Pertemuan yang berlangsung di ruang rapat I DPRD pada Selasa (5/7/2022), dihadiri KNPI, HMI, PMII dan GMNI.
RDP tersebut membahas terkait kelangkaan Bahan Bakar Minyak (BBM) dan antrian panjang kendaraan roda dua dan roda empat di depan Stasion Pengisihan Bahan Bakar Umum (SPBU) yang berlokasi di Desa Mangon, Kecamatan Sanana.
“Untuk itu kami minta pihak Pemerintah Daerah dan aparat keamanan mari sama-sama kita bergandengan tangan biar sama-sama kita selesaikan masalah di lapangan untuk tindak oknum-oknum menyalahi minyak subsidi,”pinta Direktur SPBU Sanana Sahbudin A Latif kepada awak media sore tadi.
Lanjut Sahbudin, dengan adanya RDP ini dapat melahirkan solusi-solusi terbaik di lapangan nanti.

“Untuk manajemen sebenarnya kami sudah sesuai cuma dari Disperindag meminta tambahan,”ujarnya.

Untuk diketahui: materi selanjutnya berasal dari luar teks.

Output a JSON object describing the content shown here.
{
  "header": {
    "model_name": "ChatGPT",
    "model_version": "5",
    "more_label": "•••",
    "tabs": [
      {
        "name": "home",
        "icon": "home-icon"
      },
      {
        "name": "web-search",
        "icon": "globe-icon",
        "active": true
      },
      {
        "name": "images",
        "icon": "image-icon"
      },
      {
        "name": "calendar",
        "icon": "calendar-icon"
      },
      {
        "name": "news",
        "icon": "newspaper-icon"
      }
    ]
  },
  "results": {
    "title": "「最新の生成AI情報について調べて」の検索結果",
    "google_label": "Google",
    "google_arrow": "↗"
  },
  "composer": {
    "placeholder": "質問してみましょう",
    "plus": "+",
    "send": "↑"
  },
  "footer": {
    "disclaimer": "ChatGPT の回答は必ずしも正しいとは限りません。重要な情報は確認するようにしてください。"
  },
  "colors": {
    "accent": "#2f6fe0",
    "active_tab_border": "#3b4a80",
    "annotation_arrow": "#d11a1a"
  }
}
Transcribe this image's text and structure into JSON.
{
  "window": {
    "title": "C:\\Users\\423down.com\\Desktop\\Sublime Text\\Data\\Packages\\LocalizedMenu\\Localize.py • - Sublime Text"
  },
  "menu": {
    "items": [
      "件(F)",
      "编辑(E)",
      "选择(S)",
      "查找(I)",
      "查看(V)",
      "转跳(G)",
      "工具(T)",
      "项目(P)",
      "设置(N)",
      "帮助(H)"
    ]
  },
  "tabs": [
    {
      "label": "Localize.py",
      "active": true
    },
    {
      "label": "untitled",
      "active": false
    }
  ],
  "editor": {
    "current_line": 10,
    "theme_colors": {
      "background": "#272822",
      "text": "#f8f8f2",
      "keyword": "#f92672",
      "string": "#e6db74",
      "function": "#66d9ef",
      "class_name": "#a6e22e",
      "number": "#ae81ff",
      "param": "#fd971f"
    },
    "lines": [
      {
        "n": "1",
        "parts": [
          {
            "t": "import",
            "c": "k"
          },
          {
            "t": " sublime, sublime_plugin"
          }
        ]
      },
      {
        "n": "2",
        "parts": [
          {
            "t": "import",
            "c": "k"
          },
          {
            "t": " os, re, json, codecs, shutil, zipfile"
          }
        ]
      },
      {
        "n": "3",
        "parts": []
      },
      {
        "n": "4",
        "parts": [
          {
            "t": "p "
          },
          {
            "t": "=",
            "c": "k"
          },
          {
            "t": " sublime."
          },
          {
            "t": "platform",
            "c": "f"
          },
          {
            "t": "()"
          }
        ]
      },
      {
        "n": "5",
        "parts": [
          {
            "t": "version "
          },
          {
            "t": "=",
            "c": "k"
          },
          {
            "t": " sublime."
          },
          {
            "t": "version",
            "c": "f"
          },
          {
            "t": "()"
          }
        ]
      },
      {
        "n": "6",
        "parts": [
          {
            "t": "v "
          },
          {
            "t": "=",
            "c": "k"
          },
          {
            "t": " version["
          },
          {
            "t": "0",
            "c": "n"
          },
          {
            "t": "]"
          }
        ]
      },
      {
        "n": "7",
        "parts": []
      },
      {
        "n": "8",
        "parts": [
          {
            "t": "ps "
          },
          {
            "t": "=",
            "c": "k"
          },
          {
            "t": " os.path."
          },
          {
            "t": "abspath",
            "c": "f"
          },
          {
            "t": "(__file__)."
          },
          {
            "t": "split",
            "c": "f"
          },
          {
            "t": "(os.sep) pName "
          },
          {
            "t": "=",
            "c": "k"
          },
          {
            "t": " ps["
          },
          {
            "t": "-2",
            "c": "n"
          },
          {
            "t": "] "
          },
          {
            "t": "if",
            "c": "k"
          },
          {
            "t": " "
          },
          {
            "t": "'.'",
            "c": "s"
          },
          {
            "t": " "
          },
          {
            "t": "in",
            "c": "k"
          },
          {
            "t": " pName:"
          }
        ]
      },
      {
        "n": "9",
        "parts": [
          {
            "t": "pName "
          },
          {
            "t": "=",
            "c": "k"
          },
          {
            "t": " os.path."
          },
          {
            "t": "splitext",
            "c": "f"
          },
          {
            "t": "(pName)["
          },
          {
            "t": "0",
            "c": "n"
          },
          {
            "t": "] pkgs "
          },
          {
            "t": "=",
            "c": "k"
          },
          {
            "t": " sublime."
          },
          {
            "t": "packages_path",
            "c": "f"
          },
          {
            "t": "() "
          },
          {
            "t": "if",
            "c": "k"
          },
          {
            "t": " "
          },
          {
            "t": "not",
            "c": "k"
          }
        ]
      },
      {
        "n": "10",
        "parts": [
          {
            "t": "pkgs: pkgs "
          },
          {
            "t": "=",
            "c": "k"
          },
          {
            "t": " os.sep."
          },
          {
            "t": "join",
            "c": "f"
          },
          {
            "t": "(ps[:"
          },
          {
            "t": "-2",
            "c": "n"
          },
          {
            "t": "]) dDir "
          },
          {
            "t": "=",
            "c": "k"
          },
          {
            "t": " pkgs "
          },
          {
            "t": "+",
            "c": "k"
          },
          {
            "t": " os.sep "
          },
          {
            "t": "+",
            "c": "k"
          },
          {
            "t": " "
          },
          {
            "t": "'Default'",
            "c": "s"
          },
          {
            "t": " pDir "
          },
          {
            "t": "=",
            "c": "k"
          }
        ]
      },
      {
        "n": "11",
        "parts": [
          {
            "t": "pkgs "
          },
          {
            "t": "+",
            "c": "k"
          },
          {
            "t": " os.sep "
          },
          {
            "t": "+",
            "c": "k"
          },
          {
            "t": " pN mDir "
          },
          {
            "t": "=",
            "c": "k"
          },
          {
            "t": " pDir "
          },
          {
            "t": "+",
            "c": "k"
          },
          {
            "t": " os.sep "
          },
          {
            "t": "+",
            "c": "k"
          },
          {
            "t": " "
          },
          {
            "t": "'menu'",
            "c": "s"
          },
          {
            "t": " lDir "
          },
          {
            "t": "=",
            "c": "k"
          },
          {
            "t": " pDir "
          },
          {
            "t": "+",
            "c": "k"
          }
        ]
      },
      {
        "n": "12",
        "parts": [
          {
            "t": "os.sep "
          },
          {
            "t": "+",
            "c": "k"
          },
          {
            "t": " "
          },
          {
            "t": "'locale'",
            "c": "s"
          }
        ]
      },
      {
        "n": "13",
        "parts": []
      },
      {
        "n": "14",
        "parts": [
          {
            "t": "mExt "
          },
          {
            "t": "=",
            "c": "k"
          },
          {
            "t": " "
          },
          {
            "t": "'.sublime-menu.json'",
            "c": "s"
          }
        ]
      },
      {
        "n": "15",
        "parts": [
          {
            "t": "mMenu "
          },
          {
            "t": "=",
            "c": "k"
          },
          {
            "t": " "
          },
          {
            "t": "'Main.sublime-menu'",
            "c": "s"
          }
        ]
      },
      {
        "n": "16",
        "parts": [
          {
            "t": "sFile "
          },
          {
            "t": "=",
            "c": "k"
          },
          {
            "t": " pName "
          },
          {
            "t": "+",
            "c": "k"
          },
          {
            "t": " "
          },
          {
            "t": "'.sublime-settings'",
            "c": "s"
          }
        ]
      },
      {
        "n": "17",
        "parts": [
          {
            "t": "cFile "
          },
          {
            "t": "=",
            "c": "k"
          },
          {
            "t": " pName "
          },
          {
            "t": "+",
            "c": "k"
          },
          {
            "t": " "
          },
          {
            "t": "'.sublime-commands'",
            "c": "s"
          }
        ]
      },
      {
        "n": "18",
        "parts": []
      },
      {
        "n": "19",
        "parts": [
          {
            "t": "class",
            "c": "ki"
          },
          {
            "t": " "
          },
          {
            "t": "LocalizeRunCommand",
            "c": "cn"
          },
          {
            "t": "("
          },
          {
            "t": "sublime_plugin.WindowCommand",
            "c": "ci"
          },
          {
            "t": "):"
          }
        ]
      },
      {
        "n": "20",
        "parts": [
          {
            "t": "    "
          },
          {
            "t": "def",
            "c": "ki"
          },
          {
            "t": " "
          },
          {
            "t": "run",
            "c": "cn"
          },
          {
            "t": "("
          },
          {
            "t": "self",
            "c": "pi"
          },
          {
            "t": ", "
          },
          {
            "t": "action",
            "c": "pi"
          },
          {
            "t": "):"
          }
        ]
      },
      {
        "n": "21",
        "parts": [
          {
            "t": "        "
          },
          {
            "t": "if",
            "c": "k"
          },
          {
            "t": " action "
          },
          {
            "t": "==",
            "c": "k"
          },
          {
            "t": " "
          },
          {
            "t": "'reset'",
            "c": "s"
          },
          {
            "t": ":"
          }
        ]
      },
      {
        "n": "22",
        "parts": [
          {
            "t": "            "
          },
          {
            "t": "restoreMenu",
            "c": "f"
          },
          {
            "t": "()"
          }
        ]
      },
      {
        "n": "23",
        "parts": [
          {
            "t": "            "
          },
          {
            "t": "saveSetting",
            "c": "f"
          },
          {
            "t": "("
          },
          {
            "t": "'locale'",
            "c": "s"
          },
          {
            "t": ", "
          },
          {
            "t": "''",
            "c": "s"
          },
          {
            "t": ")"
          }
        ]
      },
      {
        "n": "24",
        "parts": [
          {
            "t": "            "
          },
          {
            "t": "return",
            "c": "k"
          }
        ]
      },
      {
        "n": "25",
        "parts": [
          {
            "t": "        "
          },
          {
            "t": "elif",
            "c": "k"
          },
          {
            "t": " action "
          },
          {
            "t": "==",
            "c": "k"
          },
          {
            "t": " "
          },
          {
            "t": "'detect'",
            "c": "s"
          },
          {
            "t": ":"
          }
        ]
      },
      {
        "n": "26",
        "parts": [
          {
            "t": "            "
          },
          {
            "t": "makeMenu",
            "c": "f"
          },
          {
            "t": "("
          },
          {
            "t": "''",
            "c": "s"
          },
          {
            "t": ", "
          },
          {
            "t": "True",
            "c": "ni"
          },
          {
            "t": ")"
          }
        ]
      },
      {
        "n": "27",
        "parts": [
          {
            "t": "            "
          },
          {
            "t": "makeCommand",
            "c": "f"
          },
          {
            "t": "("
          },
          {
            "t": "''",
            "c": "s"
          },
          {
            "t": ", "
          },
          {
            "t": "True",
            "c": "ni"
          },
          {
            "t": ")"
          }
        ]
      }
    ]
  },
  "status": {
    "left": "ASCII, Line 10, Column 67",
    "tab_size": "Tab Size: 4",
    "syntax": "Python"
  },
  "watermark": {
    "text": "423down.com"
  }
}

Dia mengatakan, dari Pertamina juga harus tau pasti kendraan oknum-oknum ini sudah normal atau belum, kalau oknum-oknum yang bermain di luar sudah normal berarti bisa ada tambahan.
“Untuk antisipasi Gengset, kami di SPBU sendiri sudah berkoordinasi dengan teknisi PLN mungkin dalam jangka waktu 2 bulan mereka bisa selesaikan persoalan Gengset ini, “Jelasnya.
Selain itu, Sahbudin bilang, Nosel untuk Dexlite dirubah dari Solar ke Dexlite karena solar hanya melayani secara khusus sehingga diganti dengan Dexlite yang dapat melayani secara menyeluruh.

Di tempat yang sama, Kepala Dinas Perindakop, Djena Tidore mengatakan, RDP tadi menghasilkan beberapa rekomendasi.
“Untuk SPBU sendiri harus ada petugas keamanan untuk bisa melihat mobil-mobil yang berplat merah dan plat pribadi. Yang kedua soal manajemen SPBU yang harus di atur,”Jelas Djena.